In [55]: a = np.random.randint(0,10,(10000))

# @Abdou's solution using pandas rolling
In [56]: %timeit pd.Series(a).rolling(5).max().dropna().tolist()
1000 loops, best of 3: 999 µs per loop

In [57]: %timeit max_filter1d_valid(a, W=5)
    ...: %timeit max_filter1d_valid_strided(a, W=5)
    ...: 
10000 loops, best of 3: 90.5 µs per loop
10000 loops, best of 3: 87.9 µs per loop

Starting in Numpy 1.20, the sliding_window_view provides a way to slide/roll through windows of elements. Windows that you can then find the max for:

from numpy.lib.stride_tricks import sliding_window_view

# values = np.array([6,4,8,7,1,4,3,5,7,2,4,6,2,1,3,5,6,3,4,7,1,9,4,3,2])
np.max(sliding_window_view(values, window_shape = 5), axis = 1)
# array([8, 8, 8, 7, 7, 7, 7, 7, 7, 6, 6, 6, 6, 6, 6, 7, 7, 9, 9, 9, 9])

where:

  • window_shape is the size of the sliding window
  • np.max(array, axis = 1) finds the max for each sub-array

and the intermediate result of the sliding is:

sliding_window_view(values, window_shape = 5)
# array([[6, 4, 8, 7, 1],
#        [4, 8, 7, 1, 4],
#        [8, 7, 1, 4, 3],
#        ...
#        [7, 1, 9, 4, 3],
#        [1, 9, 4, 3, 2]])

I have tried several variants now and would declare the Pandas version as the winner of this performance race. I tried several variants, even using a binary tree (implemented in pure Python) for quickly computing maxes of arbitrary subranges. (Source available on demand). The best algorithm I came up with myself was a plain rolling window using a ringbuffer; the max of that only needed to be recomputed completely if the current max value was dropped from it in this iteration; otherwise it would remain or increase to the next new value.
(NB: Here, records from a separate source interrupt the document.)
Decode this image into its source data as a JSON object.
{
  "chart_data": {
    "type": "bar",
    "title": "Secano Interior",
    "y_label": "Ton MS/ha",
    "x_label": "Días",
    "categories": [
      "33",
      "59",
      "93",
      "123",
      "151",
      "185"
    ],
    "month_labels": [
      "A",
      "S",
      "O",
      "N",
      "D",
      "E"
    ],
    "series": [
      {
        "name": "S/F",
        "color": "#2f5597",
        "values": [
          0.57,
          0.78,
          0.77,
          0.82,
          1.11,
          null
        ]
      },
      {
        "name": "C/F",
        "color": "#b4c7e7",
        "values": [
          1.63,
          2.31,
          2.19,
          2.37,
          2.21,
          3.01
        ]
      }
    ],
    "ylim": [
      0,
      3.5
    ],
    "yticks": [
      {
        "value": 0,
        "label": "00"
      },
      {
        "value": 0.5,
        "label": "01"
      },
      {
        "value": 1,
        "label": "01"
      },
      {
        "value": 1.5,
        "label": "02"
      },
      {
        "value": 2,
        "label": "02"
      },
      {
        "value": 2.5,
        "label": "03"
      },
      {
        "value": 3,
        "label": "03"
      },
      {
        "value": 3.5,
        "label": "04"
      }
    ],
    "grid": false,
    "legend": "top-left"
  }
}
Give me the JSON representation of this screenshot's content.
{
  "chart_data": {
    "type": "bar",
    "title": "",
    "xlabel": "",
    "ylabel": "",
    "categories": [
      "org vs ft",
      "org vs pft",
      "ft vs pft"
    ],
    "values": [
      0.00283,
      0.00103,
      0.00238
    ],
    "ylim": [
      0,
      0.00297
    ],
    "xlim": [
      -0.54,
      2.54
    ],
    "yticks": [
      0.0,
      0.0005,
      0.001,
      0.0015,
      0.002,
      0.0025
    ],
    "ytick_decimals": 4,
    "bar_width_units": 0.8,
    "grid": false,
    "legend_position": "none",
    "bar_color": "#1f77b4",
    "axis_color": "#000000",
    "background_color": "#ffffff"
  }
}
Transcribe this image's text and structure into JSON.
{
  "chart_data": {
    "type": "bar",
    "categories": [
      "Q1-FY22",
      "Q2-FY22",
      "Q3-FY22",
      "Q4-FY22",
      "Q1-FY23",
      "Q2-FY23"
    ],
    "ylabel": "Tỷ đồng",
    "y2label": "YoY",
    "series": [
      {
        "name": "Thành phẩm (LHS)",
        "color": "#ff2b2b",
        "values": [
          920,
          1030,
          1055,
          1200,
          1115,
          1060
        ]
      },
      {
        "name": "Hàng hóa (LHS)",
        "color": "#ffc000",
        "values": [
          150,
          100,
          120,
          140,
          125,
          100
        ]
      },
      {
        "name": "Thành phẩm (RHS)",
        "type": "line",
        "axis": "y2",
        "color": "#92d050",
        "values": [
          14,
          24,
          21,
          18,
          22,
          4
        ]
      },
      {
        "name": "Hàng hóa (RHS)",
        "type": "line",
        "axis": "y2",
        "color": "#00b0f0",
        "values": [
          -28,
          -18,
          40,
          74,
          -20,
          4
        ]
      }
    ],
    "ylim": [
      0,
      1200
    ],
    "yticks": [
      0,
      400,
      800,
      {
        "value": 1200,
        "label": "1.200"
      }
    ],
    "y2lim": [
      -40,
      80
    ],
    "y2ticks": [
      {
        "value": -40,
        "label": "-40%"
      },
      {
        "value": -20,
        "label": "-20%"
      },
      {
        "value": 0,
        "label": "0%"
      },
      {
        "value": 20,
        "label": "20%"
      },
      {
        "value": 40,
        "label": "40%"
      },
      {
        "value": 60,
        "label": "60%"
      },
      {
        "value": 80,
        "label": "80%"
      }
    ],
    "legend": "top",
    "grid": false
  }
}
Compared with the old libraries, this pure-Python implementation was faster than the rest.

In the end I found that the version of the libraries in question was highly relevant. The rather old versions I was mainly still using were way slower than the modern versions. Here are the numbers for 1M numbers, rollingMax'ed with a window of size 100k:

         old (slow HW)           new (better HW)
scipy:   0.9.0:  21.2987391949   0.13.3:  11.5804400444
pandas:  0.7.0:  13.5896410942   0.18.1:   0.0551438331604
numpy:   1.6.1:   1.17417216301  1.8.2:    0.537392139435

Here is the implementation of the pure numpy version using a ringbuffer:

def rollingMax(a, window):
  def eachValue():
    w = a[:window].copy()
    m = w.max()
    yield m
    i = 0
    j = window
    while j < len(a):
      oldValue = w[i]
      newValue = w[i] = a[j]
      if newValue > m:
        m = newValue
      elif oldValue == m:
        m = w.max()
      yield m
      i = (i + 1) % window
      j += 1
  return np.array(list(eachValue()))

For my input this works great because I'm handling audio data with lots of peaks in all directions. If you put a constantly decreasing signal into it (e. g. -np.arange(10000000)), then you will experience the worst case (and maybe you should reverse the input and the output in such cases).

I just include this in case someone wants to do this task on a machine with old libraries.